HG. On ne peut qu'être favorable à une baisse du coût du travail avec sa contribution au renforcement de la compétitivité en France. La suppression de la taxe professionnelle va déjà dans ce sens, lorsqu'elle n'est pas compensée par d'autres taxes. Il s'agit donc d'une piste à creuser dans l'optique d'améliorer la compétitivité des entreprises en France.
JA. A ce propos, quel état des lieux dressez-vous de la compétitivité des entreprises françaises dans la filière équipementiers et sous-traitants ?
HG. Beaucoup de sociétés sont compétitives en France ou à partir de la France.
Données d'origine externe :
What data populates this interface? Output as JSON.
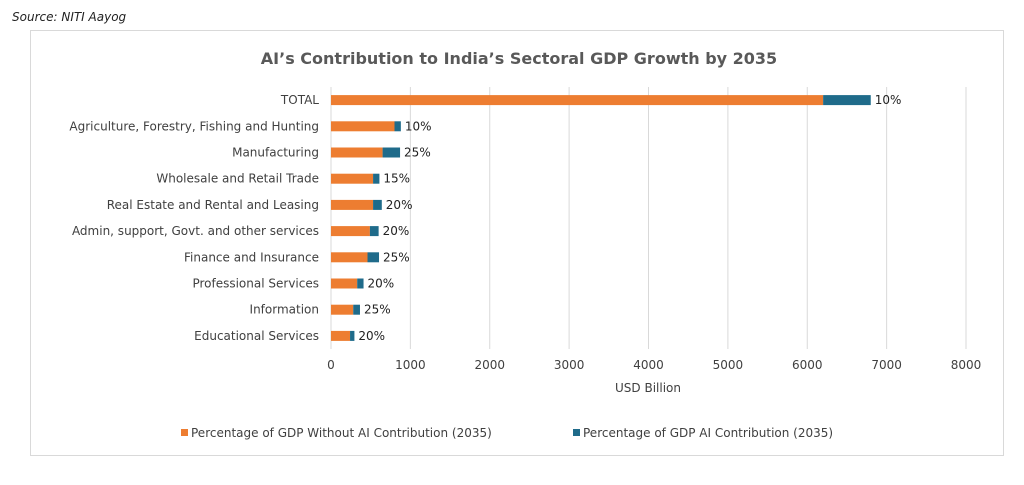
{
  "source": "Source: NITI Aayog",
  "colors": {
    "without_ai": "#ed7d31",
    "with_ai": "#1f6b8a",
    "grid": "#d9d9d9",
    "text": "#404040",
    "title": "#595959"
  },
  "chart_data": {
    "type": "bar",
    "orientation": "horizontal",
    "stacked": true,
    "title": "AI’s Contribution to India’s Sectoral GDP Growth by 2035",
    "xlabel": "USD Billion",
    "ylabel": "",
    "xlim": [
      0,
      8000
    ],
    "xticks": [
      0,
      1000,
      2000,
      3000,
      4000,
      5000,
      6000,
      7000,
      8000
    ],
    "grid": true,
    "legend_position": "bottom",
    "categories": [
      "TOTAL",
      "Agriculture, Forestry, Fishing and Hunting",
      "Manufacturing",
      "Wholesale and Retail Trade",
      "Real Estate and Rental and Leasing",
      "Admin, support, Govt. and other services",
      "Finance and Insurance",
      "Professional Services",
      "Information",
      "Educational Services"
    ],
    "series": [
      {
        "name": "Percentage of GDP Without AI Contribution (2035)",
        "values": [
          6200,
          800,
          650,
          530,
          530,
          490,
          460,
          330,
          280,
          240
        ]
      },
      {
        "name": "Percentage of GDP AI Contribution (2035)",
        "values": [
          600,
          80,
          220,
          80,
          110,
          110,
          145,
          80,
          85,
          55
        ]
      }
    ],
    "data_labels": [
      "10%",
      "10%",
      "25%",
      "15%",
      "20%",
      "20%",
      "25%",
      "20%",
      "25%",
      "20%"
    ]
  }
}
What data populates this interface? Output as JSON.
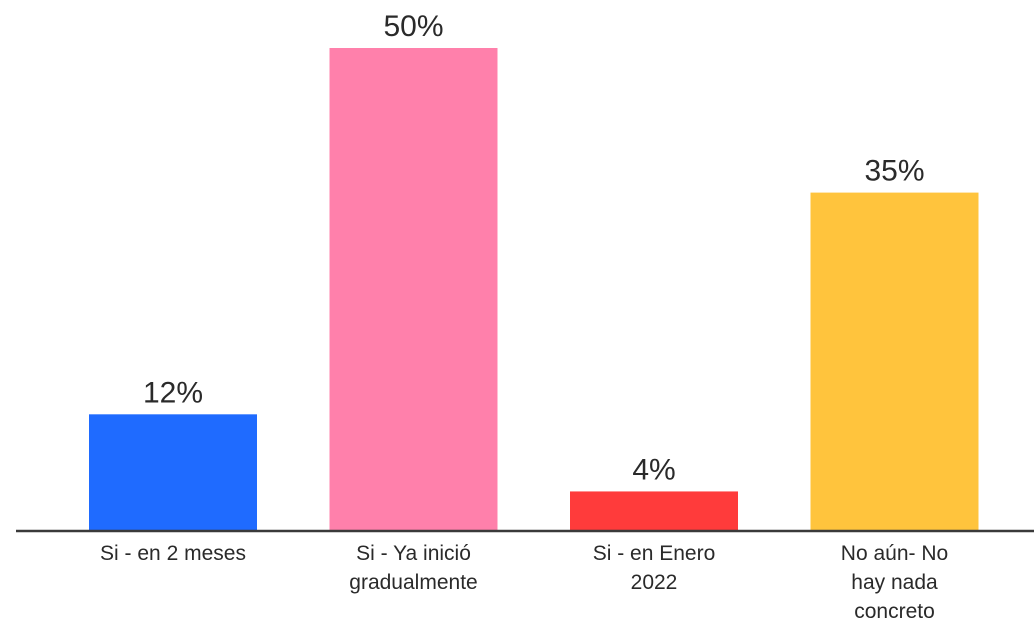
{
  "chart_data": {
    "type": "bar",
    "categories": [
      [
        "Si - en 2 meses"
      ],
      [
        "Si - Ya inició",
        "gradualmente"
      ],
      [
        "Si - en Enero",
        "2022"
      ],
      [
        "No aún- No",
        "hay nada",
        "concreto"
      ]
    ],
    "values": [
      12,
      50,
      4,
      35
    ],
    "value_labels": [
      "12%",
      "50%",
      "4%",
      "35%"
    ],
    "colors": [
      "#1F6BFF",
      "#FF80AB",
      "#FF3B3B",
      "#FFC43D"
    ],
    "ylim": [
      0,
      50
    ],
    "grid": false,
    "legend": "none",
    "baseline_color": "#3a3a3a"
  }
}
Pour cela, trois critères doivent être remplis : capacité d'investir, un bon outil de production et faire valoir des innovations à forte valeur ajoutée. Adduxi, qui a bénéficié du premier investissement du FMEA rang 2, en est un bon exemple. Et cette société travaille principalement avec des groupes allemands, notamment Bosch ou Continental. En revanche, pour des entreprises positionnées sur des productions plus traditionnelles, il devient plus ardu de faire face à la concurrence, d'autant que celle-ci est double : pays développés qui ont pris des mesures pour améliorer la compétitivité du coût du travail et pays émergents.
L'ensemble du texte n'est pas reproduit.